Rumuńska opozycja grzmi, że komentarze w sieci, choćby krytyczne wobec przyjmowania migrantów, będą znikać w ciągu kwadransa. Czy to jest ta „demokracja” i „wolność słowa”, którymi tak chętnie się szczycimy? Czy to nie brzmi jak przestroga?
Polska stoi przed niemal identycznym dylematem. Zbliżające się wybory prezydenckie to nie tylko decyzja o tym, kto zasiądzie w Pałacu Prezydenckim, ale także o tym, czy podążymy śladem Rumunii. Czy obietnice polityków przed wyborami okażą się równie puste, jak te rumuńskie?
A powody do niepokoju są… Kilka dni temu punkt dotyczący paktu migracyjnego został po cichu zdjęty z obrad Sejmu. Czy to tylko zbieg okoliczności, czy raczej przygotowanie gruntu pod „zielone światło dla imigrantów”, gdy tylko wygra kandydat idealny dla Unii Europejskiej?
Problem nie jest abstrakcyjny. I dociera do nas, na Warmię i Mazury, gdzie mieszkańcy stają w obronie swoich praw. I głośno wyrażają swoje obawy. Przykładem jest niedawna awantura na sesji Sejmiku Województwa Warmińsko-Mazurskiego, która dotyczyła właśnie paktu migracyjnego.
Podczas sesji doszło do przepychanek i protestów. Radni i mieszkańcy wyrażali swój sprzeciw wobec planów tworzenia centrów integracji dla migrantów. A obawy przed konsekwencjami paktu migracyjnego są realne i dotyczą konkretnych ludzi. Ci, co nie powinno dziwić, boją się, że ich miasta i wsie staną się miejscami „eksperymentów” migracyjnych.
Ale co zrobił zarząd województwa (Platforma Obywatelska i PSL)? Zamiast wysłuchać argumentów, wezwał… policję! Tak wygląda dziś „dialog” po polsku: szarpanina, przepychanki, blokowanie wejść i represje wobec tych, którzy nie godzą się na import problemów z zewnątrz.

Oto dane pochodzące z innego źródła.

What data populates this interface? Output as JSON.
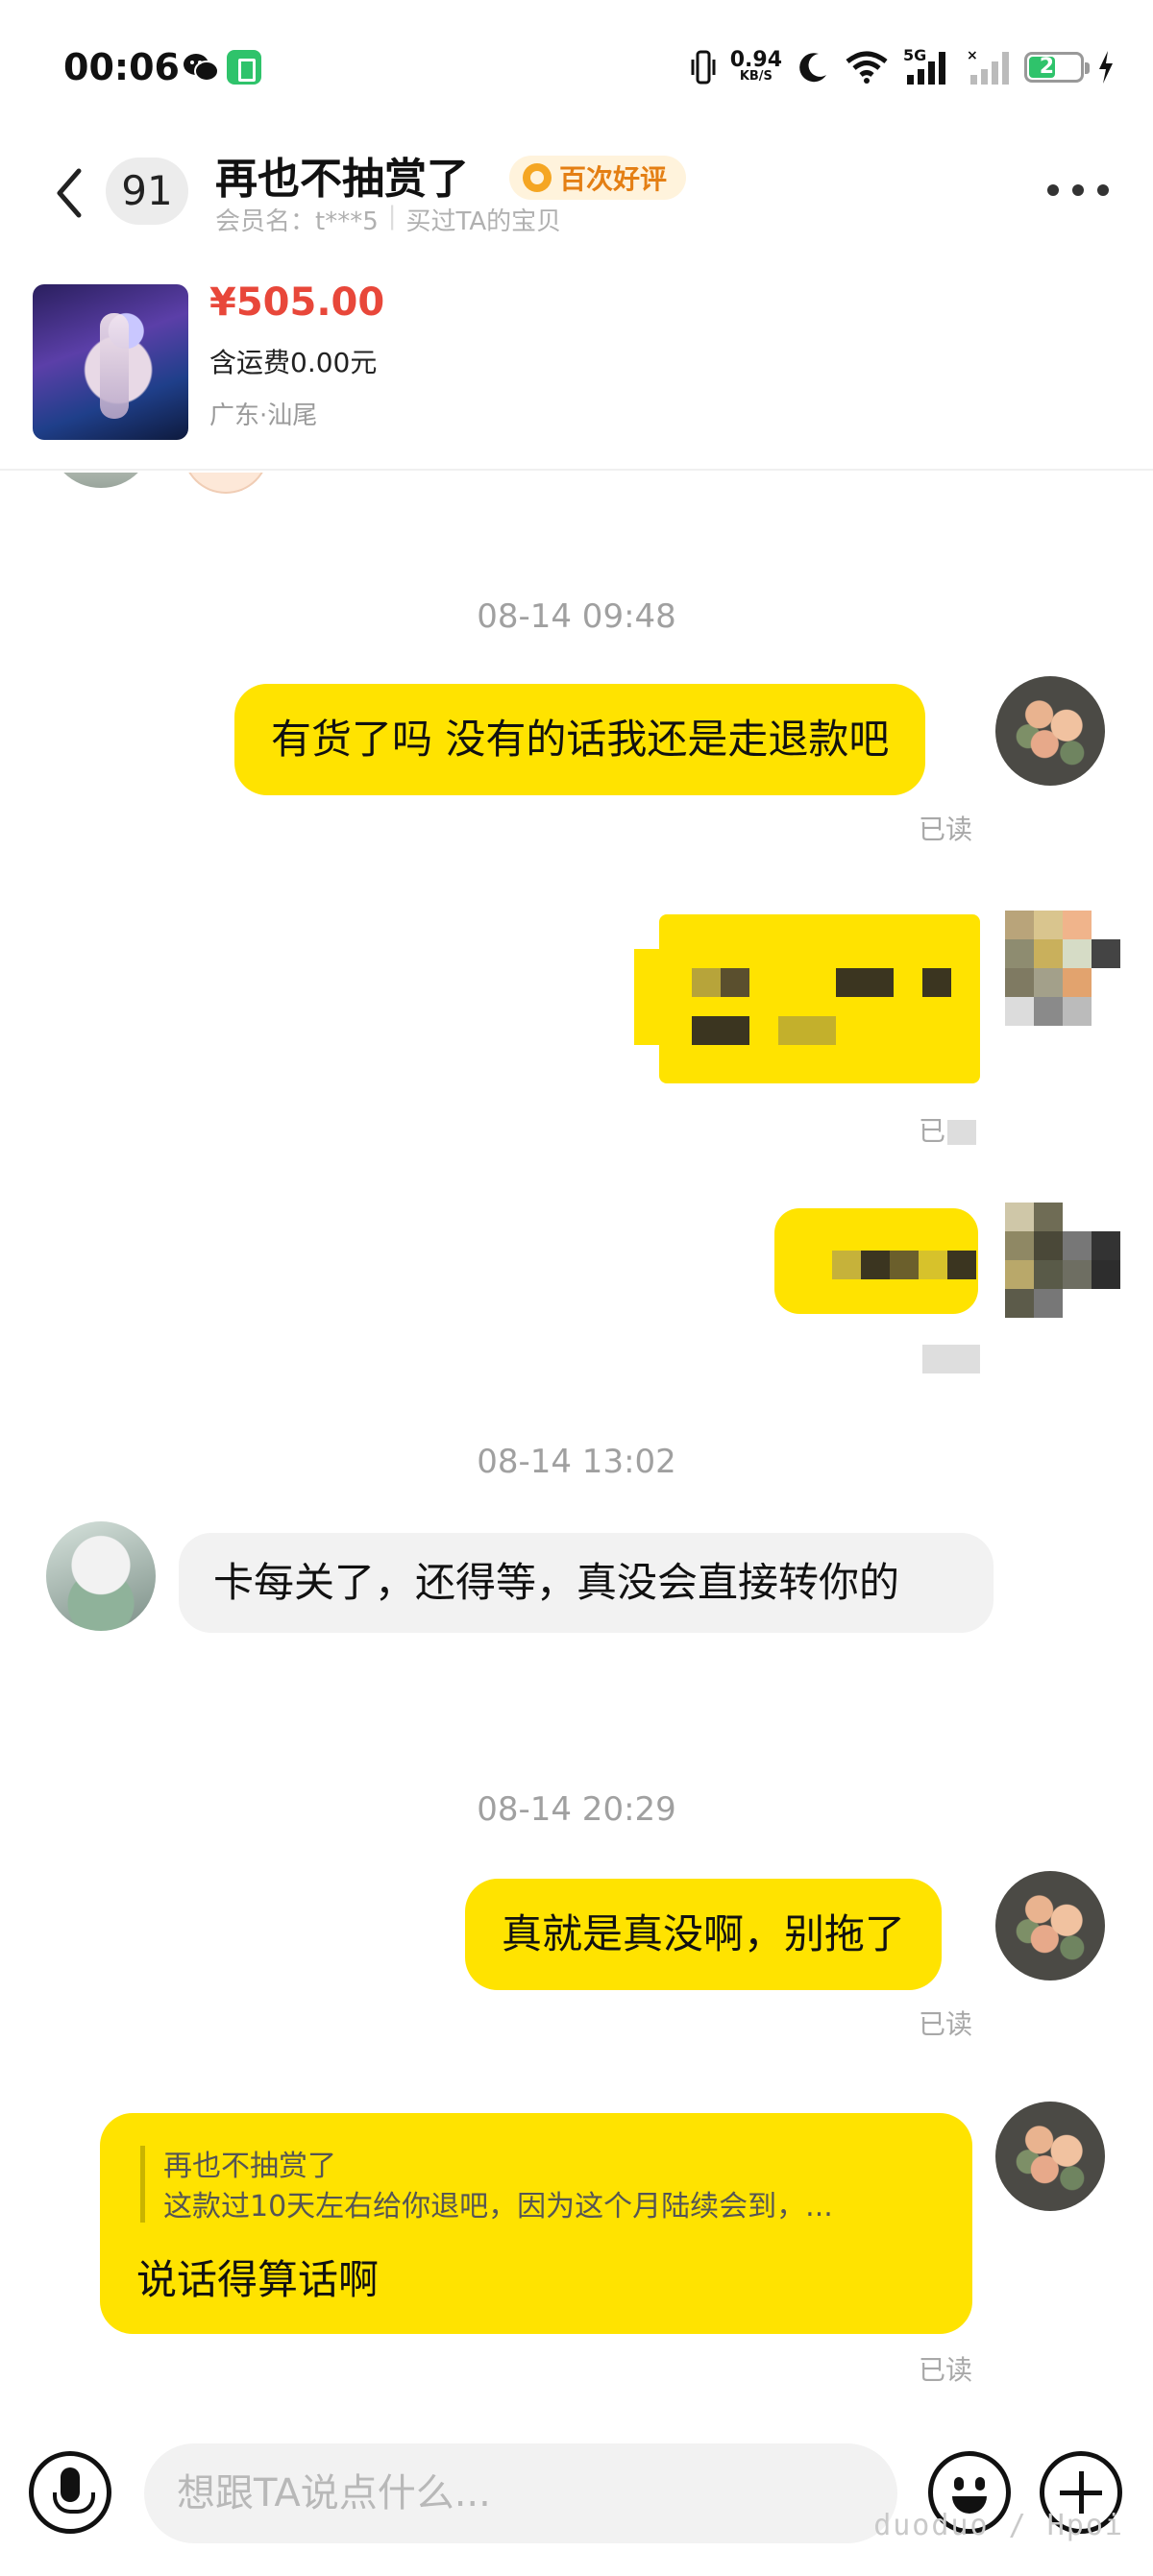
{
  "status_bar": {
    "time": "00:06",
    "net_speed": "0.94",
    "net_speed_unit": "KB/S",
    "network": "5G",
    "battery": "27"
  },
  "header": {
    "unread_count": "91",
    "shop_name": "再也不抽赏了",
    "badge": "百次好评",
    "member_label": "会员名：t***5",
    "bought_label": "买过TA的宝贝"
  },
  "product": {
    "price": "¥505.00",
    "shipping": "含运费0.00元",
    "location": "广东·汕尾"
  },
  "messages": {
    "time1": "08-14 09:48",
    "msg1": "有货了吗 没有的话我还是走退款吧",
    "read1": "已读",
    "read2": "已",
    "time2": "08-14 13:02",
    "msg_seller": "卡每关了，还得等，真没会直接转你的",
    "time3": "08-14 20:29",
    "msg3": "真就是真没啊，别拖了",
    "read3": "已读",
    "quote_author": "再也不抽赏了",
    "quote_text": "这款过10天左右给你退吧，因为这个月陆续会到，...",
    "msg4": "说话得算话啊",
    "read4": "已读"
  },
  "input": {
    "placeholder": "想跟TA说点什么..."
  },
  "watermark": "duoduo / Hpoi",
  "colors": {
    "bubble_me": "#ffe300",
    "bubble_seller": "#f2f2f2",
    "price": "#e8473a",
    "badge": "#e47f14"
  }
}
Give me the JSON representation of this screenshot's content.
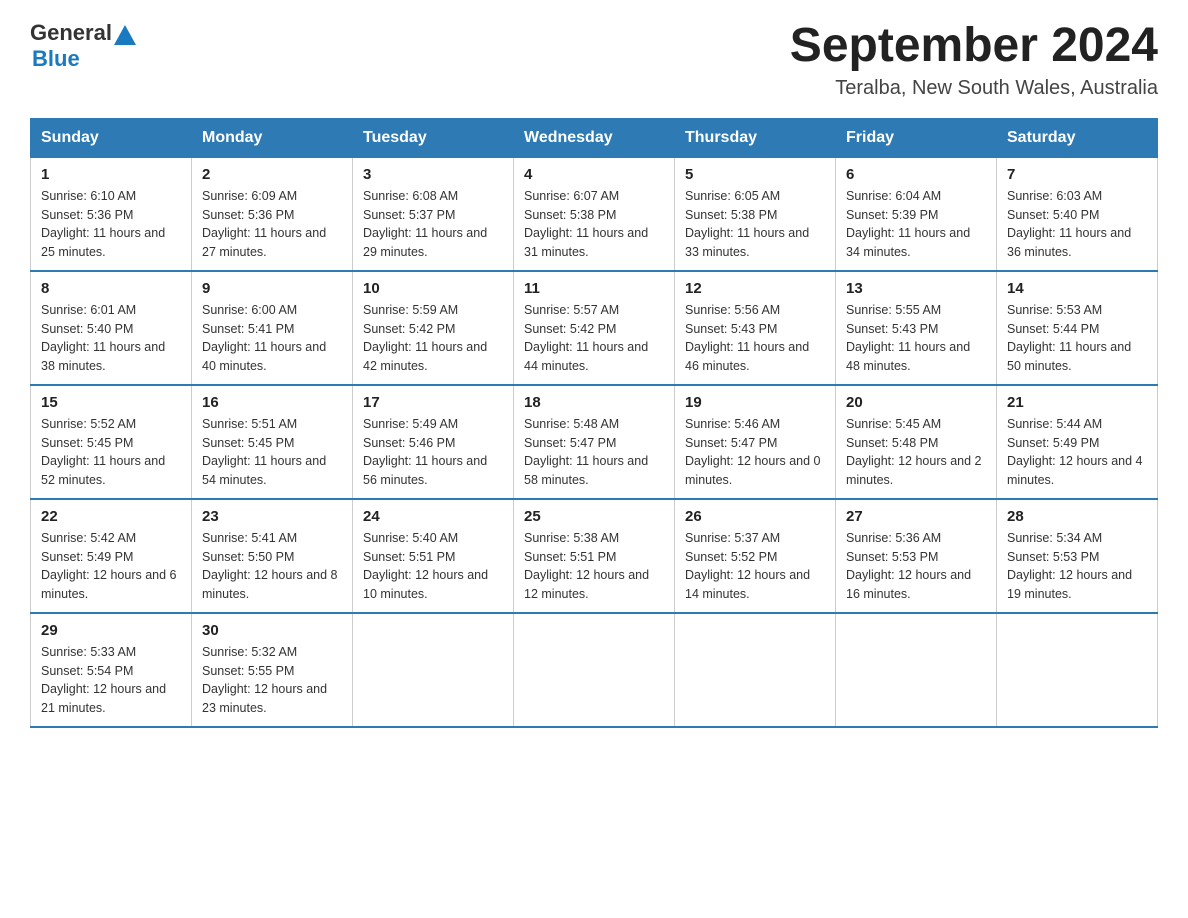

A może właśnie o to chodzi — żeby zamknąć usta ludziom, którzy mają odwagę powiedzieć: nie dla destabilizacji, nie dla obcych gett w naszym regionie? Czy naprawdę pozwolimy, żeby nasze województwo stało się poligonem doświadczalnym dla chorych idei „integracji”, które kończą się zamkniętymi dzielnicami, rozbojem i konfliktem społecznym?
W Olsztynie ludzie pokazali, że potrafią się sprzeciwić. Ale co, gdy skala protestów obejmie całą Polskę? Czy wtedy też usłyszymy zapewnienia, że „to tylko integracja”, a potem zobaczymy budowę nowych ośrodków? Czy policja będzie musiała interweniować wszędzie, gdzie pojawią się pytania o przyszłość?
Jeszcze jedno: czy politycy, którzy dziś obiecują „żadnych migrantów”, nie zmienią zdania po wyborach? Czy ich telefony nie zaczną dzwonić od brukselskich instrukcji? Plan – jak pokazała Rumunia – już czeka. Pytanie tylko, kto go w Polsce podpisze.
Nie dajmy się zaskoczyć. To, co wydarzyło się w sejmiku w Olsztynie, nie było przypadkiem. To był sygnał ostrzegawczy, który warto potraktować poważnie.
Polska stoi przed kluczowym wyborem. Czy podążymy ścieżką Rumunii, gdzie liberalny prezydent przejął władzę, a „rzeczy, o których wcześniej była mowa, o których przestrzegała opozycja”, natychmiast zaczęły być wprowadzane? Wybory prezydenckie to moment, by zadać sobie pytanie, jakiej Polski naprawdę chcemy?